Cerebrooculofacioskeletal syndrome type 2, (COFS 2), is a rare genetic condition that begins before birth and usually causes death within the first year of life. Individuals often have a small head, with small eyes and a small jaw. Individuals can have cataracts (clouding of the eyes) and pigmentary retinopathy (vision loss) and hearing loss. Babies show developmental delay both physically and mentally. Symptoms also include stiff joints, poor muscle strength of the head and neck, and overly stiff muscles of the arms and legs. Individuals also have a skin condition that when exposed to sunlight and even some artificial light can cause irritation and blistering.
COFS 2 has been linked to a change (mutation) in one of four genes: ERCC1, ERCC2, ERCC5, and ERCC6 genes. However, not every case of COFS 2 has a mutation in one of the four genes.
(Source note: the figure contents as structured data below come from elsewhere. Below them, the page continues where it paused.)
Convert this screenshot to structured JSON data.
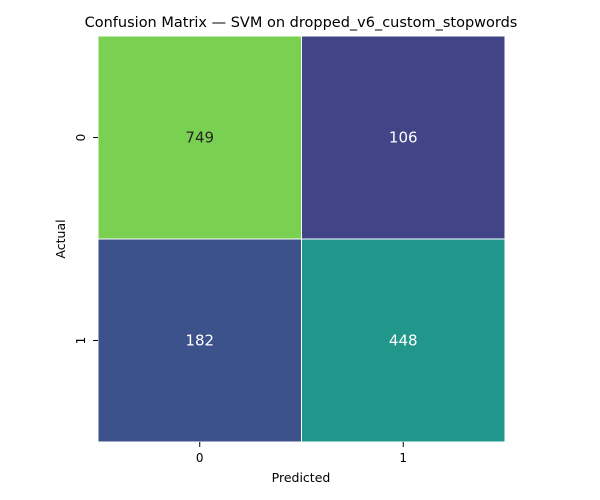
{
  "chart_data": {
    "type": "heatmap",
    "title": "Confusion Matrix — SVM on dropped_v6_custom_stopwords",
    "xlabel": "Predicted",
    "ylabel": "Actual",
    "x_categories": [
      "0",
      "1"
    ],
    "y_categories": [
      "0",
      "1"
    ],
    "values": [
      [
        749,
        106
      ],
      [
        182,
        448
      ]
    ],
    "colormap": "viridis",
    "colorbar": false,
    "annotations": true,
    "cell_colors": [
      [
        "#7ad151",
        "#414487"
      ],
      [
        "#3b528b",
        "#21968b"
      ]
    ],
    "annotation_colors": [
      [
        "#262626",
        "#ffffff"
      ],
      [
        "#ffffff",
        "#ffffff"
      ]
    ]
  }
}
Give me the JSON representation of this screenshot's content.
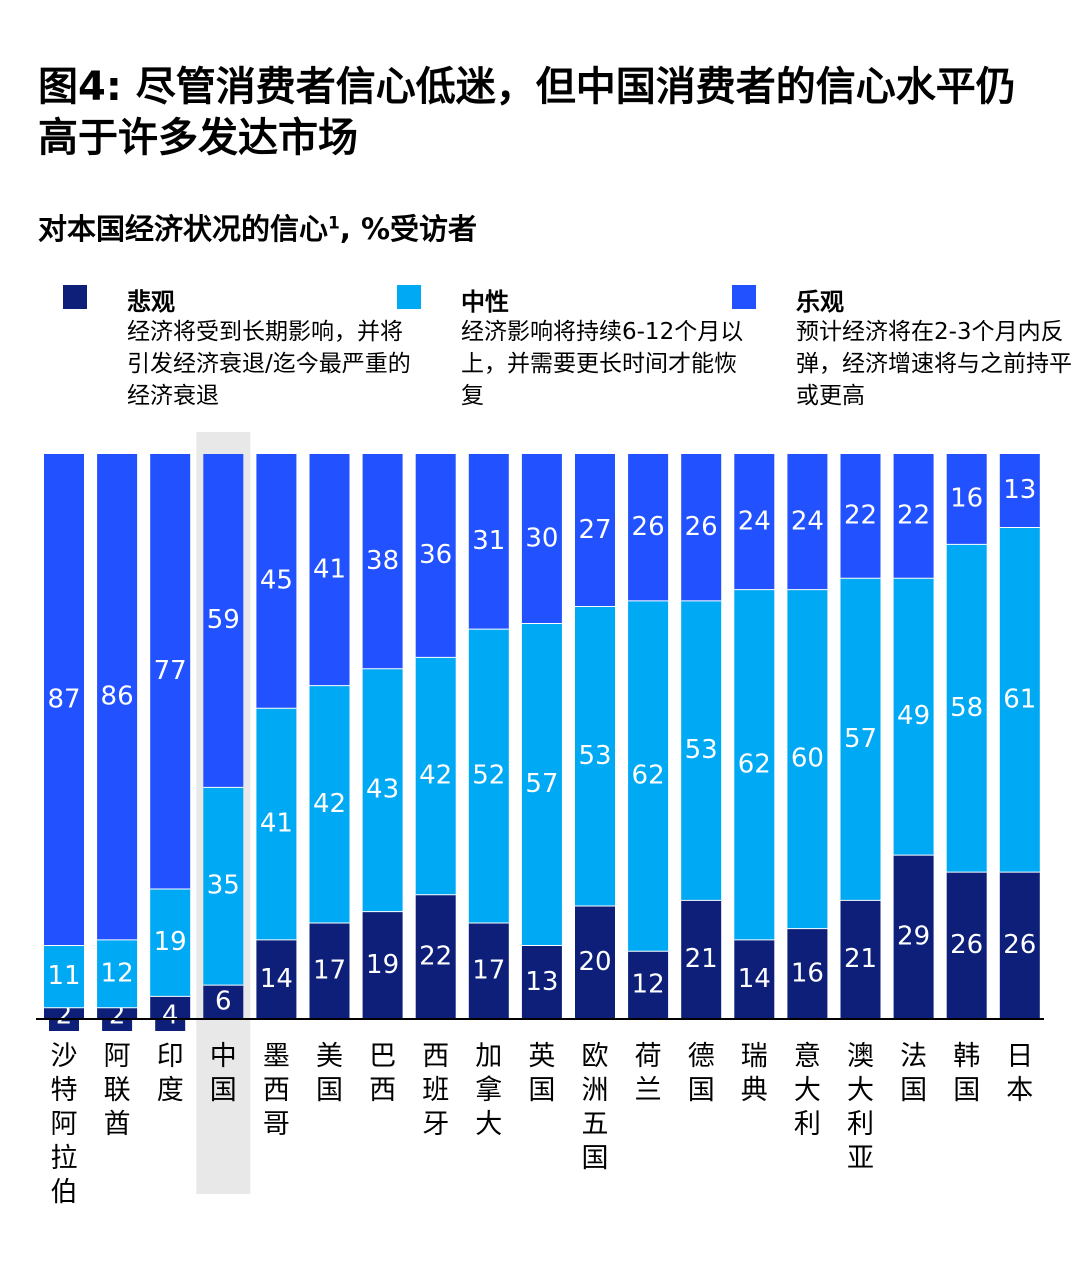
{
  "title": "图4: 尽管消费者信心低迷，但中国消费者的信心水平仍高于许多发达市场",
  "subtitle": "对本国经济状况的信心",
  "subtitle_footnote": "1",
  "subtitle_unit": ", %受访者",
  "legend": [
    {
      "name": "悲观",
      "desc": "经济将受到长期影响，并将引发经济衰退/迄今最严重的经济衰退",
      "color": "#0d1f78"
    },
    {
      "name": "中性",
      "desc": "经济影响将持续6-12个月以上，并需要更长时间才能恢复",
      "color": "#00a9f4"
    },
    {
      "name": "乐观",
      "desc": "预计经济将在2-3个月内反弹，经济增速将与之前持平或更高",
      "color": "#2251ff"
    }
  ],
  "chart_data": {
    "type": "bar",
    "stacked": true,
    "categories": [
      "沙特阿拉伯",
      "阿联酋",
      "印度",
      "中国",
      "墨西哥",
      "美国",
      "巴西",
      "西班牙",
      "加拿大",
      "英国",
      "欧洲五国",
      "荷兰",
      "德国",
      "瑞典",
      "意大利",
      "澳大利亚",
      "法国",
      "韩国",
      "日本"
    ],
    "highlight": "中国",
    "series": [
      {
        "name": "悲观",
        "color": "#0d1f78",
        "values": [
          2,
          2,
          4,
          6,
          14,
          17,
          19,
          22,
          17,
          13,
          20,
          12,
          21,
          14,
          16,
          21,
          29,
          26,
          26
        ]
      },
      {
        "name": "中性",
        "color": "#00a9f4",
        "values": [
          11,
          12,
          19,
          35,
          41,
          42,
          43,
          42,
          52,
          57,
          53,
          62,
          53,
          62,
          60,
          57,
          49,
          58,
          61
        ]
      },
      {
        "name": "乐观",
        "color": "#2251ff",
        "values": [
          87,
          86,
          77,
          59,
          45,
          41,
          38,
          36,
          31,
          30,
          27,
          26,
          26,
          24,
          24,
          22,
          22,
          16,
          13
        ]
      }
    ],
    "ylim": [
      0,
      100
    ]
  }
}
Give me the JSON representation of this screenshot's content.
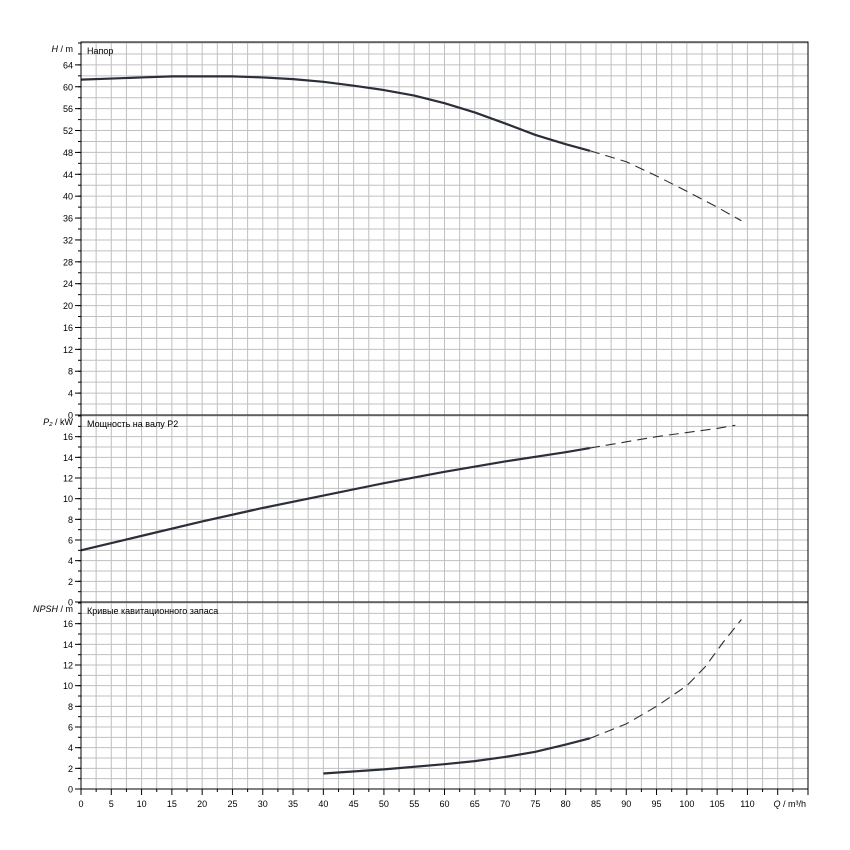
{
  "chart_data": [
    {
      "type": "line",
      "title": "Напор",
      "ylabel_symbol": "H",
      "ylabel_unit": "m",
      "ylim": [
        0,
        68
      ],
      "yticks": [
        0,
        4,
        8,
        12,
        16,
        20,
        24,
        28,
        32,
        36,
        40,
        44,
        48,
        52,
        56,
        60,
        64
      ],
      "series": [
        {
          "style": "solid",
          "x": [
            0,
            5,
            10,
            15,
            20,
            25,
            30,
            35,
            40,
            45,
            50,
            55,
            60,
            65,
            70,
            75,
            80,
            84
          ],
          "y": [
            61.3,
            61.5,
            61.7,
            61.9,
            61.9,
            61.9,
            61.7,
            61.4,
            60.9,
            60.2,
            59.4,
            58.4,
            57.0,
            55.3,
            53.3,
            51.2,
            49.5,
            48.3
          ]
        },
        {
          "style": "dashed",
          "x": [
            84,
            90,
            95,
            100,
            105,
            109
          ],
          "y": [
            48.3,
            46.3,
            43.7,
            40.9,
            38.0,
            35.5
          ]
        }
      ]
    },
    {
      "type": "line",
      "title": "Мощность на валу P2",
      "ylabel_symbol": "P₂",
      "ylabel_unit": "kW",
      "ylim": [
        0,
        18
      ],
      "yticks": [
        0,
        2,
        4,
        6,
        8,
        10,
        12,
        14,
        16
      ],
      "series": [
        {
          "style": "solid",
          "x": [
            0,
            10,
            20,
            30,
            40,
            50,
            60,
            70,
            80,
            84
          ],
          "y": [
            5.0,
            6.4,
            7.8,
            9.1,
            10.3,
            11.5,
            12.6,
            13.6,
            14.5,
            14.9
          ]
        },
        {
          "style": "dashed",
          "x": [
            84,
            90,
            95,
            100,
            105,
            108
          ],
          "y": [
            14.9,
            15.5,
            16.0,
            16.4,
            16.8,
            17.1
          ]
        }
      ]
    },
    {
      "type": "line",
      "title": "Кривые кавитационного запаса",
      "ylabel_symbol": "NPSH",
      "ylabel_unit": "m",
      "ylim": [
        0,
        18
      ],
      "yticks": [
        0,
        2,
        4,
        6,
        8,
        10,
        12,
        14,
        16
      ],
      "series": [
        {
          "style": "solid",
          "x": [
            40,
            50,
            60,
            65,
            70,
            75,
            80,
            84
          ],
          "y": [
            1.5,
            1.9,
            2.4,
            2.7,
            3.1,
            3.6,
            4.3,
            4.9
          ]
        },
        {
          "style": "dashed",
          "x": [
            84,
            90,
            95,
            100,
            103,
            106,
            109
          ],
          "y": [
            4.9,
            6.3,
            8.0,
            10.0,
            11.8,
            14.2,
            16.4
          ]
        }
      ]
    }
  ],
  "x_axis": {
    "symbol": "Q",
    "unit": "m³/h",
    "ticks": [
      0,
      5,
      10,
      15,
      20,
      25,
      30,
      35,
      40,
      45,
      50,
      55,
      60,
      65,
      70,
      75,
      80,
      85,
      90,
      95,
      100,
      105,
      110
    ],
    "xlim": [
      0,
      120
    ]
  },
  "colors": {
    "curve": "#2b2f3a",
    "grid": "#c0c0c0",
    "frame": "#000000"
  }
}
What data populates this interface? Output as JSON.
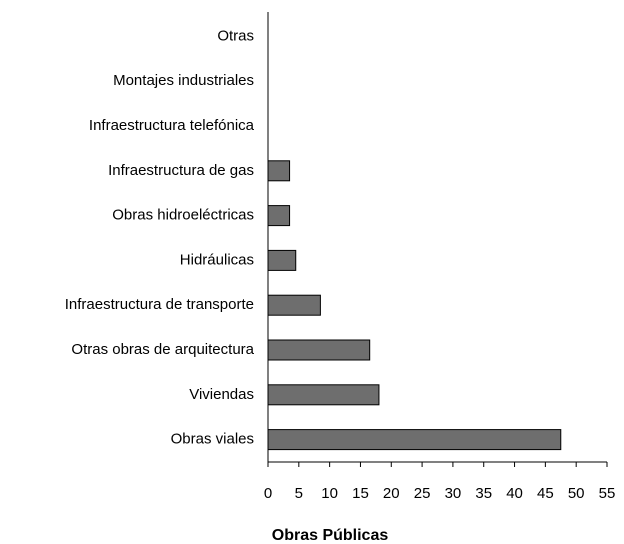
{
  "chart_data": {
    "type": "hbar",
    "title": "Obras Públicas",
    "categories": [
      "Otras",
      "Montajes industriales",
      "Infraestructura telefónica",
      "Infraestructura de gas",
      "Obras hidroeléctricas",
      "Hidráulicas",
      "Infraestructura de transporte",
      "Otras obras de arquitectura",
      "Viviendas",
      "Obras viales"
    ],
    "values": [
      0,
      0,
      0,
      3.5,
      3.5,
      4.5,
      8.5,
      16.5,
      18,
      47.5
    ],
    "color": "#6e6e6e",
    "xlim": [
      0,
      55
    ],
    "xticks": [
      0,
      5,
      10,
      15,
      20,
      25,
      30,
      35,
      40,
      45,
      50,
      55
    ]
  }
}
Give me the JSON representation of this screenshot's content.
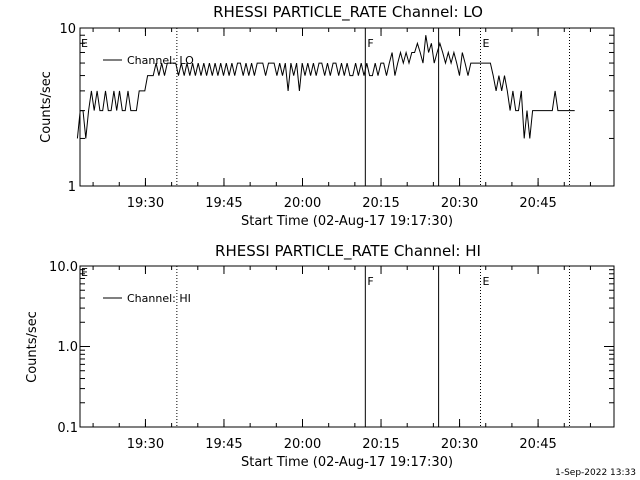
{
  "footer": {
    "timestamp": "1-Sep-2022 13:33"
  },
  "chart_data": [
    {
      "type": "line",
      "title": "RHESSI PARTICLE_RATE Channel: LO",
      "xlabel": "Start Time (02-Aug-17 19:17:30)",
      "ylabel": "Counts/sec",
      "yscale": "log",
      "ylim": [
        1,
        10
      ],
      "xlim_minutes": [
        19.3,
        20.9
      ],
      "xticks": [
        "19:30",
        "19:45",
        "20:00",
        "20:15",
        "20:30",
        "20:45"
      ],
      "yticks": [
        "1",
        "10"
      ],
      "legend": {
        "position": "top-left",
        "entries": [
          "Channel: LO"
        ]
      },
      "markers": [
        {
          "time": "19:36",
          "style": "dotted",
          "label": ""
        },
        {
          "time": "20:12",
          "style": "solid",
          "label": "F"
        },
        {
          "time": "20:26",
          "style": "solid",
          "label": ""
        },
        {
          "time": "20:34",
          "style": "dotted",
          "label": "E"
        },
        {
          "time": "20:51",
          "style": "dotted",
          "label": ""
        }
      ],
      "corner_label": "E",
      "series": [
        {
          "name": "Channel: LO",
          "values": [
            2,
            3,
            3,
            2,
            3,
            4,
            3,
            4,
            3,
            3,
            4,
            3,
            3,
            4,
            3,
            4,
            3,
            3,
            4,
            3,
            3,
            3,
            4,
            4,
            4,
            5,
            5,
            5,
            6,
            5,
            6,
            5,
            6,
            6,
            6,
            6,
            5,
            6,
            5,
            6,
            5,
            6,
            5,
            6,
            5,
            6,
            5,
            6,
            5,
            6,
            5,
            6,
            5,
            6,
            5,
            6,
            5,
            6,
            6,
            5,
            6,
            5,
            6,
            5,
            6,
            6,
            6,
            5,
            6,
            6,
            6,
            5,
            6,
            5,
            6,
            4,
            6,
            5,
            6,
            4,
            6,
            5,
            6,
            5,
            6,
            5,
            6,
            6,
            5,
            6,
            5,
            6,
            6,
            5,
            6,
            5,
            6,
            5,
            5,
            6,
            5,
            6,
            5,
            6,
            5,
            5,
            6,
            5,
            6,
            6,
            5,
            6,
            7,
            5,
            6,
            7,
            6,
            7,
            6,
            7,
            7,
            8,
            7,
            6,
            9,
            7,
            8,
            6,
            7,
            8,
            7,
            6,
            7,
            6,
            7,
            6,
            5,
            7,
            6,
            5,
            6,
            6,
            6,
            6,
            6,
            6,
            6,
            6,
            5,
            4,
            5,
            4,
            5,
            4,
            3,
            4,
            3,
            3,
            4,
            2,
            3,
            2,
            3,
            3,
            3,
            3,
            3,
            3,
            3,
            3,
            4,
            3,
            3,
            3,
            3,
            3,
            3,
            3
          ],
          "time_range": [
            "19:17",
            "20:52"
          ]
        }
      ]
    },
    {
      "type": "line",
      "title": "RHESSI PARTICLE_RATE Channel: HI",
      "xlabel": "Start Time (02-Aug-17 19:17:30)",
      "ylabel": "Counts/sec",
      "yscale": "log",
      "ylim": [
        0.1,
        10
      ],
      "xticks": [
        "19:30",
        "19:45",
        "20:00",
        "20:15",
        "20:30",
        "20:45"
      ],
      "yticks": [
        "10.0",
        "1.0",
        "0.1"
      ],
      "legend": {
        "position": "top-left",
        "entries": [
          "Channel: HI"
        ]
      },
      "markers": [
        {
          "time": "19:36",
          "style": "dotted",
          "label": ""
        },
        {
          "time": "20:12",
          "style": "solid",
          "label": "F"
        },
        {
          "time": "20:26",
          "style": "solid",
          "label": ""
        },
        {
          "time": "20:34",
          "style": "dotted",
          "label": "E"
        },
        {
          "time": "20:51",
          "style": "dotted",
          "label": ""
        }
      ],
      "corner_label": "E",
      "series": [
        {
          "name": "Channel: HI",
          "values": []
        }
      ]
    }
  ]
}
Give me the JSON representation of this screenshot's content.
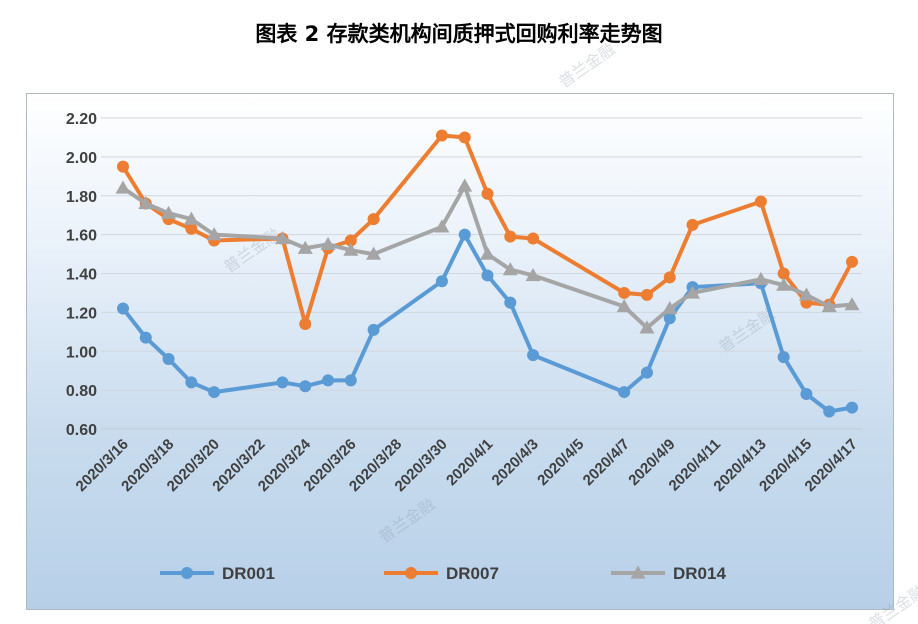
{
  "title": "图表 2  存款类机构间质押式回购利率走势图",
  "watermark": "普兰金融",
  "colors": {
    "DR001": "#5b9bd5",
    "DR007": "#ed7d31",
    "DR014": "#a5a5a5"
  },
  "chart_data": {
    "type": "line",
    "title": "图表 2  存款类机构间质押式回购利率走势图",
    "ylim": [
      0.6,
      2.2
    ],
    "yticks": [
      "0.60",
      "0.80",
      "1.00",
      "1.20",
      "1.40",
      "1.60",
      "1.80",
      "2.00",
      "2.20"
    ],
    "xticks": [
      "2020/3/16",
      "2020/3/18",
      "2020/3/20",
      "2020/3/22",
      "2020/3/24",
      "2020/3/26",
      "2020/3/28",
      "2020/3/30",
      "2020/4/1",
      "2020/4/3",
      "2020/4/5",
      "2020/4/7",
      "2020/4/9",
      "2020/4/11",
      "2020/4/13",
      "2020/4/15",
      "2020/4/17"
    ],
    "x_start": "2020/3/16",
    "x_end": "2020/4/17",
    "legend_position": "bottom",
    "grid": "horizontal",
    "series": [
      {
        "name": "DR001",
        "marker": "circle",
        "points": [
          [
            "2020/3/16",
            1.22
          ],
          [
            "2020/3/17",
            1.07
          ],
          [
            "2020/3/18",
            0.96
          ],
          [
            "2020/3/19",
            0.84
          ],
          [
            "2020/3/20",
            0.79
          ],
          [
            "2020/3/23",
            0.84
          ],
          [
            "2020/3/24",
            0.82
          ],
          [
            "2020/3/25",
            0.85
          ],
          [
            "2020/3/26",
            0.85
          ],
          [
            "2020/3/27",
            1.11
          ],
          [
            "2020/3/30",
            1.36
          ],
          [
            "2020/3/31",
            1.6
          ],
          [
            "2020/4/1",
            1.39
          ],
          [
            "2020/4/2",
            1.25
          ],
          [
            "2020/4/3",
            0.98
          ],
          [
            "2020/4/7",
            0.79
          ],
          [
            "2020/4/8",
            0.89
          ],
          [
            "2020/4/9",
            1.17
          ],
          [
            "2020/4/10",
            1.33
          ],
          [
            "2020/4/13",
            1.35
          ],
          [
            "2020/4/14",
            0.97
          ],
          [
            "2020/4/15",
            0.78
          ],
          [
            "2020/4/16",
            0.69
          ],
          [
            "2020/4/17",
            0.71
          ]
        ]
      },
      {
        "name": "DR007",
        "marker": "circle",
        "points": [
          [
            "2020/3/16",
            1.95
          ],
          [
            "2020/3/17",
            1.76
          ],
          [
            "2020/3/18",
            1.68
          ],
          [
            "2020/3/19",
            1.63
          ],
          [
            "2020/3/20",
            1.57
          ],
          [
            "2020/3/23",
            1.58
          ],
          [
            "2020/3/24",
            1.14
          ],
          [
            "2020/3/25",
            1.53
          ],
          [
            "2020/3/26",
            1.57
          ],
          [
            "2020/3/27",
            1.68
          ],
          [
            "2020/3/30",
            2.11
          ],
          [
            "2020/3/31",
            2.1
          ],
          [
            "2020/4/1",
            1.81
          ],
          [
            "2020/4/2",
            1.59
          ],
          [
            "2020/4/3",
            1.58
          ],
          [
            "2020/4/7",
            1.3
          ],
          [
            "2020/4/8",
            1.29
          ],
          [
            "2020/4/9",
            1.38
          ],
          [
            "2020/4/10",
            1.65
          ],
          [
            "2020/4/13",
            1.77
          ],
          [
            "2020/4/14",
            1.4
          ],
          [
            "2020/4/15",
            1.25
          ],
          [
            "2020/4/16",
            1.24
          ],
          [
            "2020/4/17",
            1.46
          ]
        ]
      },
      {
        "name": "DR014",
        "marker": "triangle",
        "points": [
          [
            "2020/3/16",
            1.84
          ],
          [
            "2020/3/17",
            1.76
          ],
          [
            "2020/3/18",
            1.71
          ],
          [
            "2020/3/19",
            1.68
          ],
          [
            "2020/3/20",
            1.6
          ],
          [
            "2020/3/23",
            1.58
          ],
          [
            "2020/3/24",
            1.53
          ],
          [
            "2020/3/25",
            1.55
          ],
          [
            "2020/3/26",
            1.52
          ],
          [
            "2020/3/27",
            1.5
          ],
          [
            "2020/3/30",
            1.64
          ],
          [
            "2020/3/31",
            1.85
          ],
          [
            "2020/4/1",
            1.5
          ],
          [
            "2020/4/2",
            1.42
          ],
          [
            "2020/4/3",
            1.39
          ],
          [
            "2020/4/7",
            1.23
          ],
          [
            "2020/4/8",
            1.12
          ],
          [
            "2020/4/9",
            1.22
          ],
          [
            "2020/4/10",
            1.3
          ],
          [
            "2020/4/13",
            1.37
          ],
          [
            "2020/4/14",
            1.34
          ],
          [
            "2020/4/15",
            1.29
          ],
          [
            "2020/4/16",
            1.23
          ],
          [
            "2020/4/17",
            1.24
          ]
        ]
      }
    ]
  }
}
COFS 2 is inherited (passed from parent to child) in an autosomal recessive manner. Autosomal recessive means that an individual must have two mutations in order to have the condition. A person with only one mutation is called a carrier because they “carry” a mutation but do not have the condition. If both parents are carriers of a mutation, their children have a one in four chance (25%) of having the condition and a 50% chance of being a carrier.
The diagnosis of COFS 2 can be made using findings from prenatal ultrasound, CVS, and/or amniocentesis. After birth, diagnosis is often made based on physical features, genetic testing, and other laboratory tests.
Treatment for COFS 2 involves supportive care and is based on the symptoms present. Individuals with this condition often require a feeding tube to obtain adequate nutrition. If your child has been diagnosed with COFS 2, talk to your doctor about current treatment options.